Nonetheless, Blarism effects to be a pragmatic concession to a changing world. A reinterpretation of social democratic values for late modern times. Its ethical theory, in so far as it has one, rests on those values for its moral force: “if you really care about social democracy, you’ll support new labour because we’re the only way you’ll be able to put those values into practice”. This leaves it caught uneasily between the affirmation of values and embrace of pragmatism. It affirms both yet in doing so empties the former of substantive content to the gain of the latter. It’s axiomatic that ‘social democratic values’ are shared yet the intellectual framework is setup in a way which obscures questions of exactly what these values are and how they might change after 13 years of power. ‘Values’ becomes a cypher for the ends to which we will exercise power, invoked to silence dissent in a way that becomes ever more meaningless with each iteration, while the constitutive pragmatism disposes the cohort of Blairite politicans to a form of moral agency which we might charitably describe as elastic. The ‘social democratic values’ become a vanishing point, a pole of identification which retreats further into the distance the more concrete decision-making becomes, with tactics, triaging and triviality rushing in to fill the void.
But this means Blairite critique can get really weird. As Blair put it today,
We then misunderstand the difference between radical leftism, which is often in fact quite reactionary, and radical social democracy, which is all about ensuring that the values are put to work in the most effective way not for the world of yesterday but for today and the future.
This assumes those ‘values’ are static. It assumes that the question is merely one of how best to implement them in a changing world. The case for Blairism is that its sensitivity to the reality of this changing world, its commitment to ‘modernisation’, means it is (down to its very core) better able to enact these values than is ‘radical leftism’, with its ‘reactionary’ character. But by taking ‘social democratic values’ as axiomatic, it’s left rhetorically shackled to something the adherents of Blarisim viscerally oppose as people. This becomes clear when Blair says that “I wouldn’t want to win on an old-fashioned leftist platform. Even if I thought it was the route to victory, I wouldn’t take it.”
But I thought the point of Blairism was that it was a way of winning elections, recognising late modernity in a way that left it able to ensure that the values ‘we’ all share find a place in an out of control world? It turns out there are more values, other values, which don’t enter into the rhetoric of Blairism. Values which are what motivate the Blairites. But what are these? Unfortunately, it’s not entirely clear. The speech ends with some fascinatingly banal tactical considerations (Labour should “work out what a political organisation looks like today”) and then this gloriously vacuous passage:
We won elections when we had an agenda that was driven by values, but informed by modernity; when we had strength and clarity of purpose; when we were reformers not just investors in public services; when we gave working people rights at work including the right to join a union, but refused unions a veto over policy; when we understood businesses created jobs not governments; and where we were the change-makers, not the small -c conservatives of the left.

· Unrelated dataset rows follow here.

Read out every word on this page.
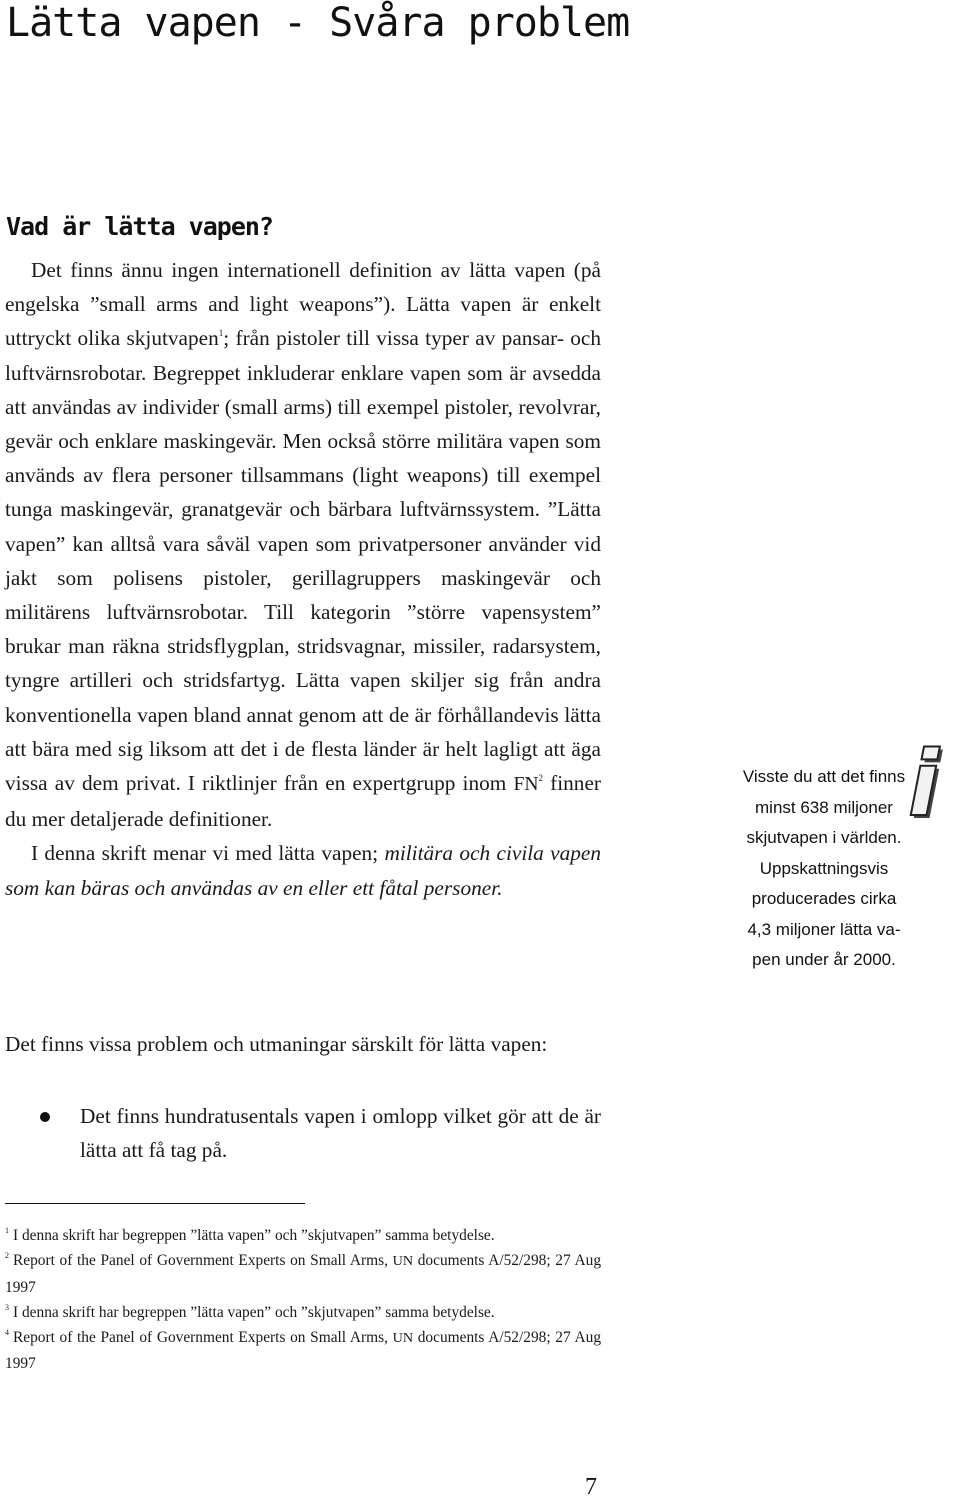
Lätta vapen - Svåra problem
Vad är lätta vapen?

Det finns ännu ingen internationell definition av lätta vapen (på engelska ”small arms and light weapons”). Lätta vapen är enkelt uttryckt olika skjutvapen$^1$; från pistoler till vissa typer av pansar- och luftvärnsrobotar. Begreppet inkluderar enklare vapen som är avsedda att användas av individer (small arms) till exempel pistoler, revolvrar, gevär och enklare maskingevär. Men också större militära vapen som används av flera personer tillsammans (light weapons) till exempel tunga maskingevär, granatgevär och bärbara luftvärnssystem. ”Lätta vapen” kan alltså vara såväl vapen som privatpersoner använder vid jakt som polisens pistoler, gerillagruppers maskingevär och militärens luftvärnsrobotar. Till kategorin ”större vapensystem” brukar man räkna stridsflygplan, stridsvagnar, missiler, radarsystem, tyngre artilleri och stridsfartyg. Lätta vapen skiljer sig från andra konventionella vapen bland annat genom att de är förhållandevis lätta att bära med sig liksom att det i de flesta länder är helt lagligt att äga vissa av dem privat. I riktlinjer från en expertgrupp inom $FN^2$ finner du mer detaljerade definitioner.

I denna skrift menar vi med lätta vapen; militära och civila vapen som kan bäras och användas av en eller ett fåtal personer.

Visste du att det finns
minst 638 miljoner
skjutvapen i världen.
Uppskattningsvis
producerades cirka
4,3 miljoner lätta va-
pen under år 2000.
i

Det finns vissa problem och utmaningar särskilt för lätta vapen:

Det finns hundratusentals vapen i omlopp vilket gör att de är lätta att få tag på.
$^1$ I denna skrift har begreppen ”lätta vapen” och ”skjutvapen” samma betydelse.
$^2$ Report of the Panel of Government Experts on Small Arms, UN documents A/52/298; 27 Aug 1997
$^3$ I denna skrift har begreppen ”lätta vapen” och ”skjutvapen” samma betydelse.
$^4$ Report of the Panel of Government Experts on Small Arms, UN documents A/52/298; 27 Aug 1997
7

Even read charitably, the status of these claims is unclear. Are they statements of strategy and tactics, to be evaluated on their success in winning elections? Are they statements of principle, to be argued for on their own basis or as straight-forward assertions of ‘social democratic values’ to which we are all assumed to assent? Or are they something else entirely? History whispers in Blair’s ears, it always has. Unfortunately, its message has been to trust his instincts, giving expression to those deeply held beliefs which would have led him to join Cameron’s Conservative party if he had entered political life twenty five years later.